Students are exposed to a variety of different disciplines in nine different laboratories: roof control, ground control, mine emergencies and rescue, ventilation, electrical systems, machinery, industrial hygiene, computer systems and underground mine simulation.

==History==
In a five-year period from 1906-1911, 13,228 miners were killed in U.S. coal mines. As a result, the Bureau of Mines was established by Congress on July 1, 1910, "to make diligent investigation of the methods of mining, especially in relation to the safety of miners and the appliances best adapted to prevent accidents."

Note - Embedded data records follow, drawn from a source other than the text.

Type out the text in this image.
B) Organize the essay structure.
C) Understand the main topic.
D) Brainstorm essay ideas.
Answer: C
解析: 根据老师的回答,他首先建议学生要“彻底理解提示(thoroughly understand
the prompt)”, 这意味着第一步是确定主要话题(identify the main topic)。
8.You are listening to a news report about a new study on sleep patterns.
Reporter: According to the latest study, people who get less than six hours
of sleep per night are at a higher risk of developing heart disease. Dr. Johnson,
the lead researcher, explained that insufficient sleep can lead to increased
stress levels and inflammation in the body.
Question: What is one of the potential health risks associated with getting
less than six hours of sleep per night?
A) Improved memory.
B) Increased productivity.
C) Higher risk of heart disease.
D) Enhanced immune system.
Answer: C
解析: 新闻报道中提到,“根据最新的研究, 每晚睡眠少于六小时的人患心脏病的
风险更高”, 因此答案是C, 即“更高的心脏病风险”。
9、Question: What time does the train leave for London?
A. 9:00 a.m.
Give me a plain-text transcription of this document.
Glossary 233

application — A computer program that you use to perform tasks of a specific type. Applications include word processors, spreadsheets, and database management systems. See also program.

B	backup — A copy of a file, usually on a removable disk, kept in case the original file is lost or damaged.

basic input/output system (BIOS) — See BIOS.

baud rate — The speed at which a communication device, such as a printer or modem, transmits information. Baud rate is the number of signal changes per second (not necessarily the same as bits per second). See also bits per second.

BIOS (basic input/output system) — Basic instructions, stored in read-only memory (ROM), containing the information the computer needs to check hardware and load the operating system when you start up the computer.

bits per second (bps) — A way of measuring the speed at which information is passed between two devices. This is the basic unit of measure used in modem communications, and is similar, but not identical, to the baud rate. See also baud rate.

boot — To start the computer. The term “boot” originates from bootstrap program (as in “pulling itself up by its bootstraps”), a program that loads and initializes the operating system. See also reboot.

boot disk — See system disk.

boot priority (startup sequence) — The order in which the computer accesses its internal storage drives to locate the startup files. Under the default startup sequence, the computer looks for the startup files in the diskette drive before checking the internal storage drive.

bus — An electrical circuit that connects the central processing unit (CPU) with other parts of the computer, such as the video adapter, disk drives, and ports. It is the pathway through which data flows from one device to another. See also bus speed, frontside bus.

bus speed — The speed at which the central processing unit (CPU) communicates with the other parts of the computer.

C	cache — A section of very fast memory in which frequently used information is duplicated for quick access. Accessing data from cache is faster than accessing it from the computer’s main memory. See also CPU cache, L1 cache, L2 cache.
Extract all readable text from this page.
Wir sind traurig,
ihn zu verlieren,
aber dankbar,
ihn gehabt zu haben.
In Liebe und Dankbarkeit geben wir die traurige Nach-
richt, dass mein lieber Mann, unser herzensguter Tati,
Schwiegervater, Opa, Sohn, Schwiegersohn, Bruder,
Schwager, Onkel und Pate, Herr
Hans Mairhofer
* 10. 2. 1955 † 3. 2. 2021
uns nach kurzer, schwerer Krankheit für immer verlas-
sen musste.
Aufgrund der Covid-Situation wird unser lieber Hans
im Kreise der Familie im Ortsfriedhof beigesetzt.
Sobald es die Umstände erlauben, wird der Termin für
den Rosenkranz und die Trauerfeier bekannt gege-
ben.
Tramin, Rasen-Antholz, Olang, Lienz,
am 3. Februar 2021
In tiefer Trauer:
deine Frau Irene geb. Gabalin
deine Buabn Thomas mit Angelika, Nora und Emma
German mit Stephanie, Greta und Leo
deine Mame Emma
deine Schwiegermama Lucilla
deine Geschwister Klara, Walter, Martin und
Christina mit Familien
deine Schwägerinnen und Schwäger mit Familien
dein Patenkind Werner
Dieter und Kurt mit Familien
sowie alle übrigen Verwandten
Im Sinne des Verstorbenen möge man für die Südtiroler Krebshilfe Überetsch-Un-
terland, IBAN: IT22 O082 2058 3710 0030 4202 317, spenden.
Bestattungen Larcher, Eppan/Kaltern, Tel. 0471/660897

In succeeding years, Congress passed other legislation designed to promote health and safety in the mines, including the 1966 Federal Metal and Nonmetallic Mine Safety Act (P.L. 89-577) and the Federal Coal Mine Health and Safety Act of 1969 (P.L. 91-173). The most recent regulatory legislation combined the coal and metal and nonmetal industries under one law--the Federal Mine Safety and Health Act of 1977. This act directed that "The National Mine Health and Safety Academy shall be...responsible for the training of mine safety and health inspectors, mining personnel, or other persons as the Secretaries of Labor and Interior shall designate. In performing this function, the Academy shall have the authority to enter into cooperative educational and training agreements with educational institutions, State governments, labor organizations, and mine operators and related industries." It is through the training provisions of this legislation that the National Mine Health and Safety Academy functions.

In response to the mandates of the Coal Mine Health and Safety Act of 1969, on September 7, 1971, the Academy began inspector training in temporary facilities in Beckley, West Virginia. On August 17, 1976, the permanent facility, situated on 80 acre of land donated by the Raleigh County Airport Authority, opened its doors with an official dedication. Michael George Zabetakis was the first superintendent of the Academy.

On July 25, 1979, Public Law 96-38 transferred the activities and functions of the National Mine Health and Safety Academy from the Department of the Interior to the Department of Labor.